Tingles shot up her spine. “Yes,” she said awkwardly. “As we both know, healthy adults can have sexual lives that don’t necessarily lead to intimacy. It’s a drive, like hunger, and thirst—”
“Macy.” Deacon laughed softly. “I’m the last person you have to explain that to. I get it.”
“Of course.” She couldn’t help feeling stupid.
“Don’t feel guilty about having sex with me and leaving it at that. I’m a big boy.”
“I know.” She felt how red her cheeks must look.
He opened the door to the box. She went in first, and he followed. Aunt Fran and Celia sat together in the front row. Macy and Deacon took their seats behind them. She didn’t look at Deacon, nor he at her, as far as she knew. They were well-behaved. Clapped appropriately.
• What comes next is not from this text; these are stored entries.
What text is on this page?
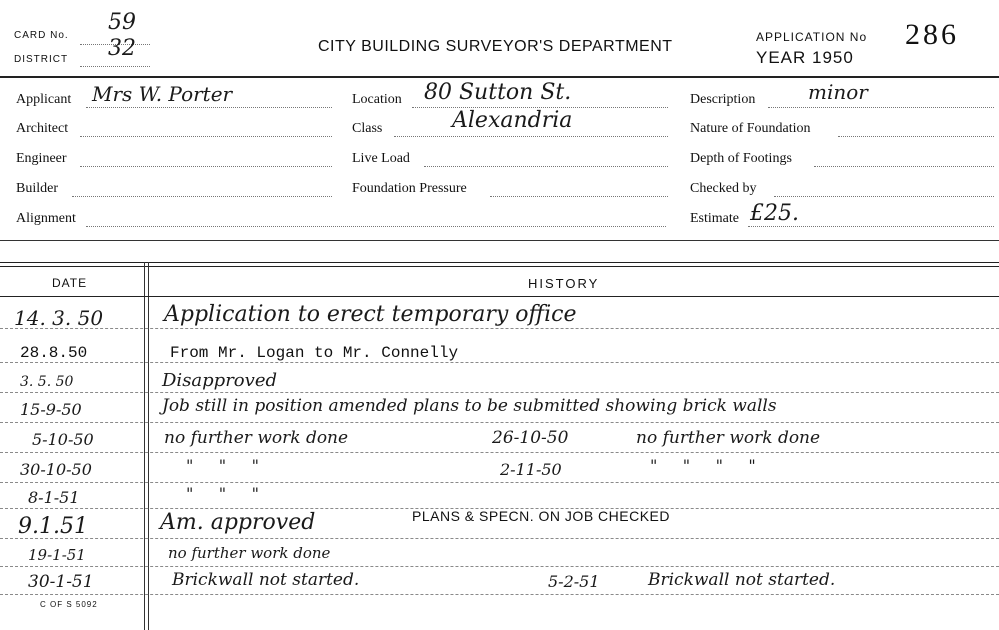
CARD No.
59
DISTRICT 32	CITY BUILDING SURVEYOR'S DEPARTMENT
APPLICATION No 286
YEAR 1950
Applicant Mrs W. Porter
Architect
Engineer
Builder
Alignment
Location 80 Sutton St.
Class	Alexandria
Live Load
Foundation Pressure
Description	minor
Nature of Foundation
Depth of Footings
Checked by
Estimate £25.
DATE	HISTORY
14. 3. 50	Application to erect temporary office
28.8.50	From Mr. Logan to Mr. Connelly
3. 5. 50	Disapproved
15-9-50	Job still in position amended plans to be submitted showing brick walls
5-10-50	no further work done	26-10-50	no further work done
30-10-50	"     "     "	2-11-50	"     "     "     "
8-1-51	"     "     "
9.1.51	Am. approved	PLANS & SPECN. ON JOB CHECKED
19-1-51	no further work done
30-1-51	Brickwall not started.	5-2-51	Brickwall not started.
C OF S 5092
Made sure their knees didn’t touch.
I am a professional, she told herself over and over, even as the juncture between her thighs was pleasantly sore from the vigorous sexcapade she’d participated in not an hour before with her client, the hottest man in the world.
Her client.
Who was an amazing lover.
Her client.
Who wanted to sleep with her every day he was here during the holidays.
I am a professional, she reminded herself once more when the lights came up at the end of the performance.
And then Celia turned around, and Macy made a decision.